If you haven't been to the Mayo Clinic, you have no idea how huge the system is. On this campus alone, there are a good handful of clinic buildings that then run into Methodist Hospital, which is itself another series of buildings. Everything is connected by hallways and subways, and this campus connects via subway and skyway to most of downtown Rochester.
In these last few hours since my labs, I've gotten coffee & breakfast at Starbucks (yum!), read a chunk of a book, knitted a few repeats of the sweater I'm making for Sam, worked on my sermon for Sunday, wandered a few blocks to a small mall with some really perfect-for-me stores (a game store, a Scandinavian store, a cute-almost-hipster-designy-home goods store), found a tasty stand to get a delicious noodle bowl for lunch, and all the while keeping my eye on my phone in case any work emails come through. Oh. And people-watching. Lots of people-watching.
This is a gigantic hospital system. Honestly, I have no idea what the breakdown is between people who are here as patients for routine stuff (that just happens to be most convenient to do here) and who are patients with particularly serious medical needs or particularly specialized care.
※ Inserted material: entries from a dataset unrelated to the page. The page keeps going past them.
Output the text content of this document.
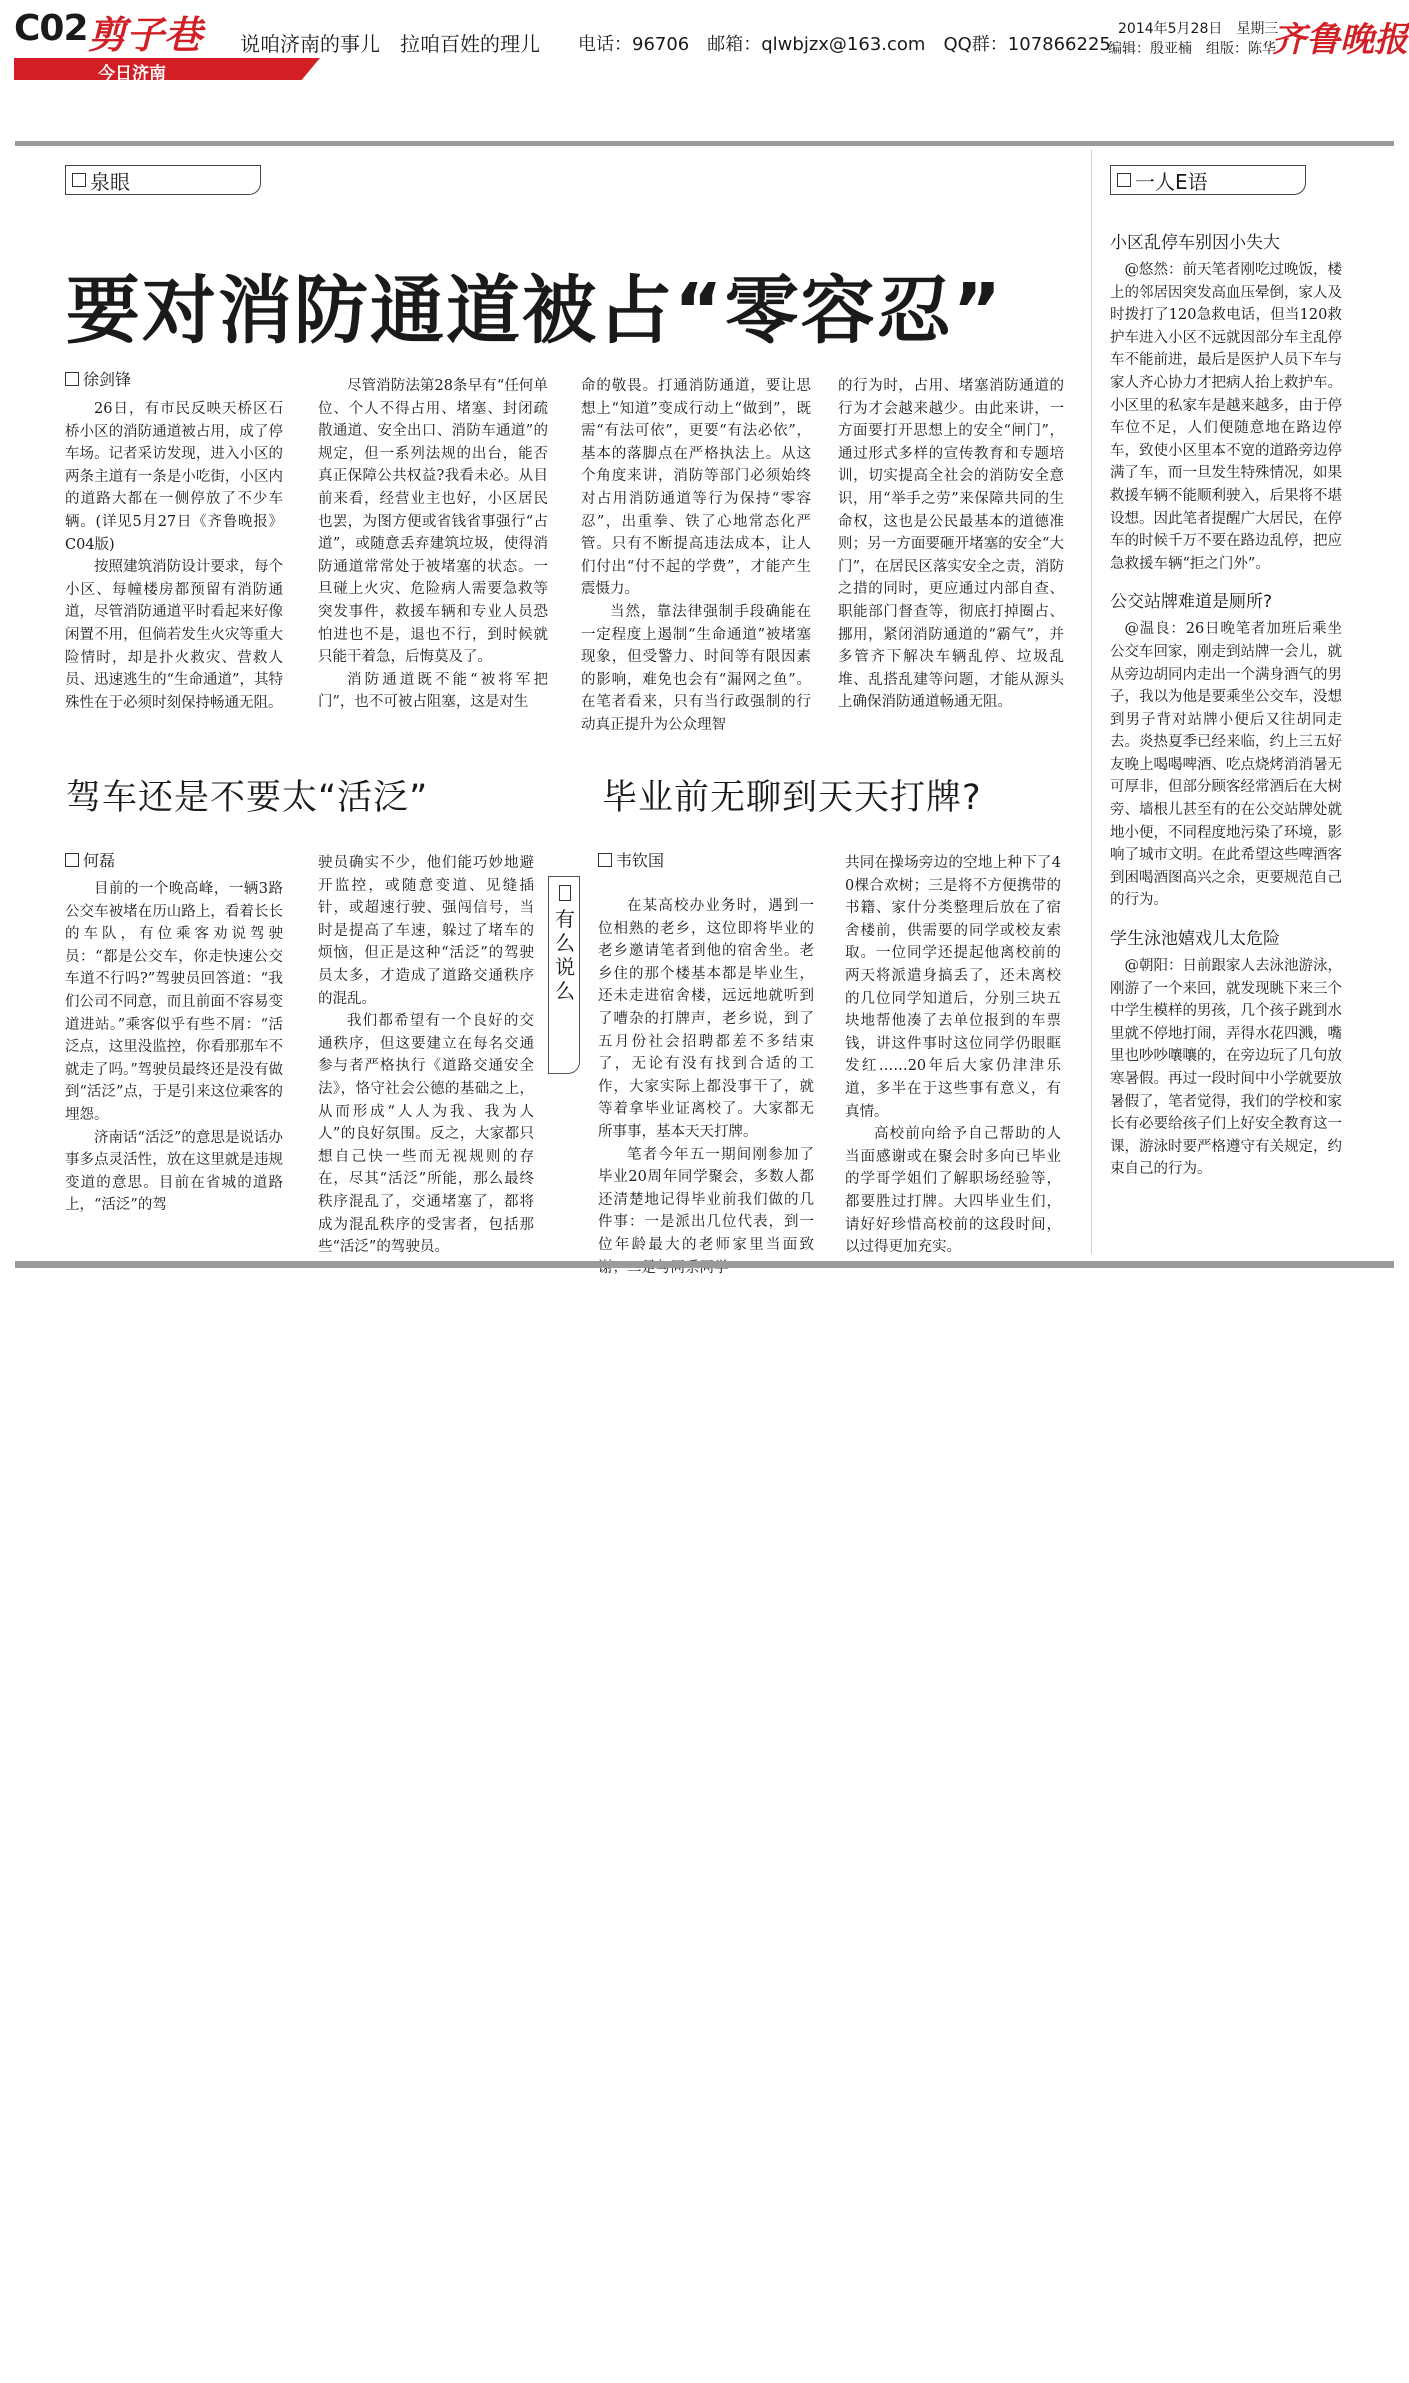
C02 剪子巷
今日济南
说咱济南的事儿　拉咱百姓的理儿 电话：96706　邮箱：qlwbjzx@163.com　QQ群：107866225
2014年5月28日　星期三
编辑：殷亚楠　组版：陈华
齐鲁晚报
泉眼	一人E语
要对消防通道被占“零容忍”
徐剑锋

26日，有市民反映天桥区石桥小区的消防通道被占用，成了停车场。记者采访发现，进入小区的两条主道有一条是小吃街，小区内的道路大都在一侧停放了不少车辆。(详见5月27日《齐鲁晚报》C04版)

按照建筑消防设计要求，每个小区、每幢楼房都预留有消防通道，尽管消防通道平时看起来好像闲置不用，但倘若发生火灾等重大险情时，却是扑火救灾、营救人员、迅速逃生的“生命通道”，其特殊性在于必须时刻保持畅通无阻。

尽管消防法第28条早有“任何单位、个人不得占用、堵塞、封闭疏散通道、安全出口、消防车通道”的规定，但一系列法规的出台，能否真正保障公共权益?我看未必。从目前来看，经营业主也好，小区居民也罢，为图方便或省钱省事强行“占道”，或随意丢弃建筑垃圾，使得消防通道常常处于被堵塞的状态。一旦碰上火灾、危险病人需要急救等突发事件，救援车辆和专业人员恐怕进也不是，退也不行，到时候就只能干着急，后悔莫及了。

消防通道既不能“被将军把门”，也不可被占阻塞，这是对生

命的敬畏。打通消防通道，要让思想上“知道”变成行动上“做到”，既需“有法可依”，更要“有法必依”，基本的落脚点在严格执法上。从这个角度来讲，消防等部门必须始终对占用消防通道等行为保持“零容忍”，出重拳、铁了心地常态化严管。只有不断提高违法成本，让人们付出“付不起的学费”，才能产生震慑力。

当然，靠法律强制手段确能在一定程度上遏制“生命通道”被堵塞现象，但受警力、时间等有限因素的影响，难免也会有“漏网之鱼”。在笔者看来，只有当行政强制的行动真正提升为公众理智

的行为时，占用、堵塞消防通道的行为才会越来越少。由此来讲，一方面要打开思想上的安全“闸门”，通过形式多样的宣传教育和专题培训，切实提高全社会的消防安全意识，用“举手之劳”来保障共同的生命权，这也是公民最基本的道德准则；另一方面要砸开堵塞的安全“大门”，在居民区落实安全之责，消防之措的同时，更应通过内部自查、职能部门督查等，彻底打掉圈占、挪用，紧闭消防通道的“霸气”，并多管齐下解决车辆乱停、垃圾乱堆、乱搭乱建等问题，才能从源头上确保消防通道畅通无阻。

驾车还是不要太“活泛”
何磊

目前的一个晚高峰，一辆3路公交车被堵在历山路上，看着长长的车队，有位乘客劝说驾驶员：“都是公交车，你走快速公交车道不行吗?”驾驶员回答道：“我们公司不同意，而且前面不容易变道进站。”乘客似乎有些不屑：“活泛点，这里没监控，你看那那车不就走了吗。”驾驶员最终还是没有做到“活泛”点，于是引来这位乘客的埋怨。

济南话“活泛”的意思是说话办事多点灵活性，放在这里就是违规变道的意思。目前在省城的道路上，“活泛”的驾

驶员确实不少，他们能巧妙地避开监控，或随意变道、见缝插针，或超速行驶、强闯信号，当时是提高了车速，躲过了堵车的烦恼，但正是这种“活泛”的驾驶员太多，才造成了道路交通秩序的混乱。

我们都希望有一个良好的交通秩序，但这要建立在每名交通参与者严格执行《道路交通安全法》，恪守社会公德的基础之上，从而形成“人人为我、我为人人”的良好氛围。反之，大家都只想自己快一些而无视规则的存在，尽其“活泛”所能，那么最终秩序混乱了，交通堵塞了，都将成为混乱秩序的受害者，包括那些“活泛”的驾驶员。

有么说么
毕业前无聊到天天打牌?
韦钦国

在某高校办业务时，遇到一位相熟的老乡，这位即将毕业的老乡邀请笔者到他的宿舍坐。老乡住的那个楼基本都是毕业生，还未走进宿舍楼，远远地就听到了嘈杂的打牌声，老乡说，到了五月份社会招聘都差不多结束了，无论有没有找到合适的工作，大家实际上都没事干了，就等着拿毕业证离校了。大家都无所事事，基本天天打牌。

笔者今年五一期间刚参加了毕业20周年同学聚会，多数人都还清楚地记得毕业前我们做的几件事：一是派出几位代表，到一位年龄最大的老师家里当面致

共同在操场旁边的空地上种下了40棵合欢树；三是将不方便携带的书籍、家什分类整理后放在了宿舍楼前，供需要的同学或校友索取。一位同学还提起他离校前的两天将派遣身搞丢了，还未离校的几位同学知道后，分别三块五块地帮他凑了去单位报到的车票钱，讲这件事时这位同学仍眼眶发红……20年后大家仍津津乐道，多半在于这些事有意义，有真情。

高校前向给予自己帮助的人当面感谢或在聚会时多向已毕业的学哥学姐们了解职场经验等，都要胜过打牌。大四毕业生们，请好好珍惜高校前的这段时间，以过得更加充实。

小区乱停车别因小失大

@悠然：前天笔者刚吃过晚饭，楼上的邻居因突发高血压晕倒，家人及时拨打了120急救电话，但当120救护车进入小区不远就因部分车主乱停车不能前进，最后是医护人员下车与家人齐心协力才把病人抬上救护车。小区里的私家车是越来越多，由于停车位不足，人们便随意地在路边停车，致使小区里本不宽的道路旁边停满了车，而一旦发生特殊情况，如果救援车辆不能顺利驶入，后果将不堪设想。因此笔者提醒广大居民，在停车的时候千万不要在路边乱停，把应急救援车辆“拒之门外”。

公交站牌难道是厕所?

@温良：26日晚笔者加班后乘坐公交车回家，刚走到站牌一会儿，就从旁边胡同内走出一个满身酒气的男子，我以为他是要乘坐公交车，没想到男子背对站牌小便后又往胡同走去。炎热夏季已经来临，约上三五好友晚上喝喝啤酒、吃点烧烤消消暑无可厚非，但部分顾客经常酒后在大树旁、墙根儿甚至有的在公交站牌处就地小便，不同程度地污染了环境，影响了城市文明。在此希望这些啤酒客到困喝酒图高兴之余，更要规范自己的行为。

学生泳池嬉戏儿太危险

@朝阳：日前跟家人去泳池游泳，刚游了一个来回，就发现眺下来三个中学生模样的男孩，几个孩子跳到水里就不停地打闹，弄得水花四溅，嘴里也吵吵嚷嚷的，在旁边玩了几句放寒暑假。再过一段时间中小学就要放暑假了，笔者觉得，我们的学校和家长有必要给孩子们上好安全教育这一课，游泳时要严格遵守有关规定，约束自己的行为。
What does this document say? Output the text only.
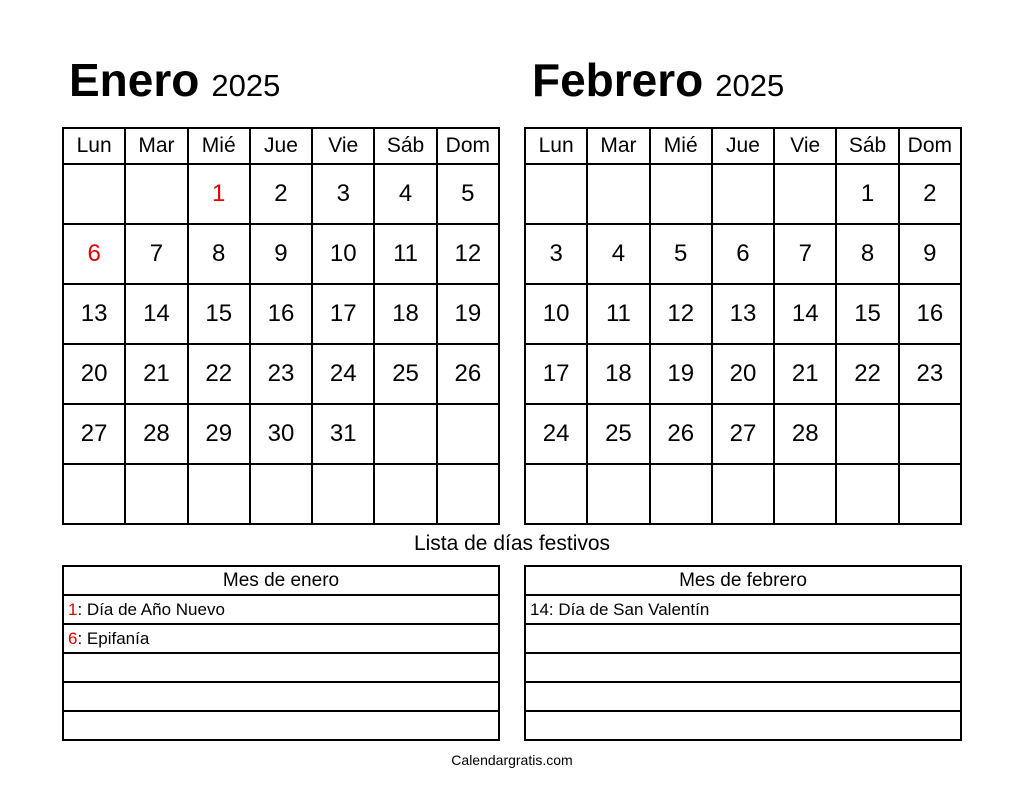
Enero 2025	Febrero 2025
Lun	Mar	Mié	Jue	Vie	Sáb	Dom
		1	2	3	4	5
6	7	8	9	10	11	12
13	14	15	16	17	18	19
20	21	22	23	24	25	26
27	28	29	30	31		

Lun	Mar	Mié	Jue	Vie	Sáb	Dom
					1	2
3	4	5	6	7	8	9
10	11	12	13	14	15	16
17	18	19	20	21	22	23
24	25	26	27	28		

Lista de días festivos
Mes de enero
1: Día de Año Nuevo
6: Epifanía

Mes de febrero
14: Día de San Valentín

Calendargratis.com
Looking at myself, I'm here because Mayo is the closest hospital to offer an office of Reproductive Endocrinology, which sort of puts me between those two categories. Whenever I'm here, I feel a strange sort of sadness. A hopeful sadness. Sort of like everyone here has a sad story of why they need to be here, but it's okay, because they're here, and they're here to find some answers and some healing.
There are plenty of people, like me, who are simply waiting. Some are waiting around for lab results, or waiting until their next appointment in a day-long series of appointments. Some are waiting on a loved one who is in surgery. Some wait for rides or for family, some are waiting in the public waiting spaces because the hospital room of their loved one has started to feel claustrophobic. Meanwhile, the streets outside are a full bustle of doctors and nurses, researches and administrators, patients and families and out of town guests, all doing "normal" things in a corner of the city where "normal" has everything to do with "medicine."
On this strange sabbath day, I am grateful beyond grateful for this place and the good work that it does for people struggling far more deeply than me. I am anxious to hear whether I am responding to my meds in a productive way. I am feeling like all this time inside my own head today has been sacred space and not lonely space. I will be glad to get home, but I will also feel glad that this day turned into something quiet and strange and beautiful.